In Connecticut, people with previous convictions may be eligible for a pardon. Also known as an expungement, this process removes crimes from your record, which is helpful when applying for jobs or professional licenses. The Connecticut Board of Pardons and Paroles explains what you should do when pursuing a pardon.
People have two options in the state when it comes a pardon. While a Certificate of Employability does not actually expunge your record, it does provide an assurance that the holder is employable despite his or her criminal background. As a result, it's not lawful to withhold employment based on the applicant's criminal history alone. An Absolute Pardon erases a criminal record so that it's not discoverable via background checks. With a felony conviction, you must wait at least five years after your most recent conviction. With misdemeanors, you must wait at least three years before applying for a pardon. You must also not have any charges or cases pending when you apply.
You're responsible for listing all criminal convictions to be considered for expungement. Most of this information can be found on The Connecticut State Police criminal history report. Out-of-state or federal charges will not be listed, so it's your responsibility to include those as well as any others. It's important to list all crimes and any relevant information for the review board. Errors or omissions may result in your application being denied.

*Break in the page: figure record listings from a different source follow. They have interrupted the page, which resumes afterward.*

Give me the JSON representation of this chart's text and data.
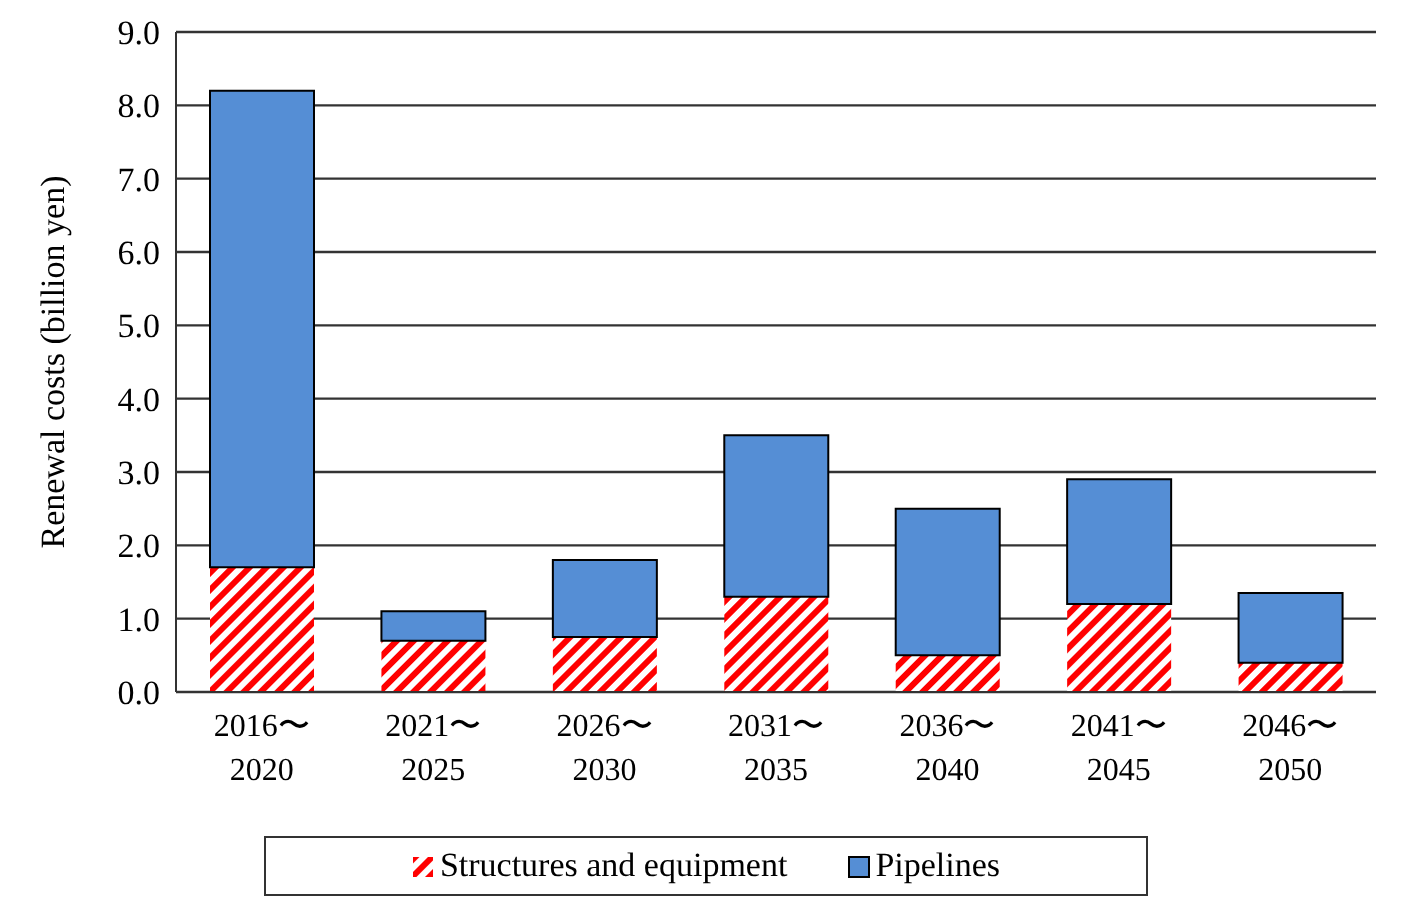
{
  "chart_data": {
    "type": "bar",
    "stacked": true,
    "ylabel": "Renewal costs (billion  yen)",
    "categories": [
      "2016〜\n2020",
      "2021〜\n2025",
      "2026〜\n2030",
      "2031〜\n2035",
      "2036〜\n2040",
      "2041〜\n2045",
      "2046〜\n2050"
    ],
    "series": [
      {
        "name": "Structures and equipment",
        "color": "#ff0000",
        "values": [
          1.7,
          0.7,
          0.75,
          1.3,
          0.5,
          1.2,
          0.4
        ]
      },
      {
        "name": "Pipelines",
        "color": "#558ed5",
        "values": [
          6.5,
          0.4,
          1.05,
          2.2,
          2.0,
          1.7,
          0.95
        ]
      }
    ],
    "ylim": [
      0,
      9
    ],
    "yticks": [
      {
        "value": 0,
        "label": "0.0"
      },
      {
        "value": 1,
        "label": "1.0"
      },
      {
        "value": 2,
        "label": "2.0"
      },
      {
        "value": 3,
        "label": "3.0"
      },
      {
        "value": 4,
        "label": "4.0"
      },
      {
        "value": 5,
        "label": "5.0"
      },
      {
        "value": 6,
        "label": "6.0"
      },
      {
        "value": 7,
        "label": "7.0"
      },
      {
        "value": 8,
        "label": "8.0"
      },
      {
        "value": 9,
        "label": "9.0"
      }
    ],
    "grid": "y",
    "legend": "bottom"
  }
}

Once you've supplied all pertinent information, the review board will look over your criminal history to make a determination on your request. Many different departments, including the State Police, the Pardons Board, and the Probation Department, will need to review your crimes to make a decision. How long it takes for your application to be processed can vary. It usually depends on how many cases are currently being reviewed and the complexity of your criminal background.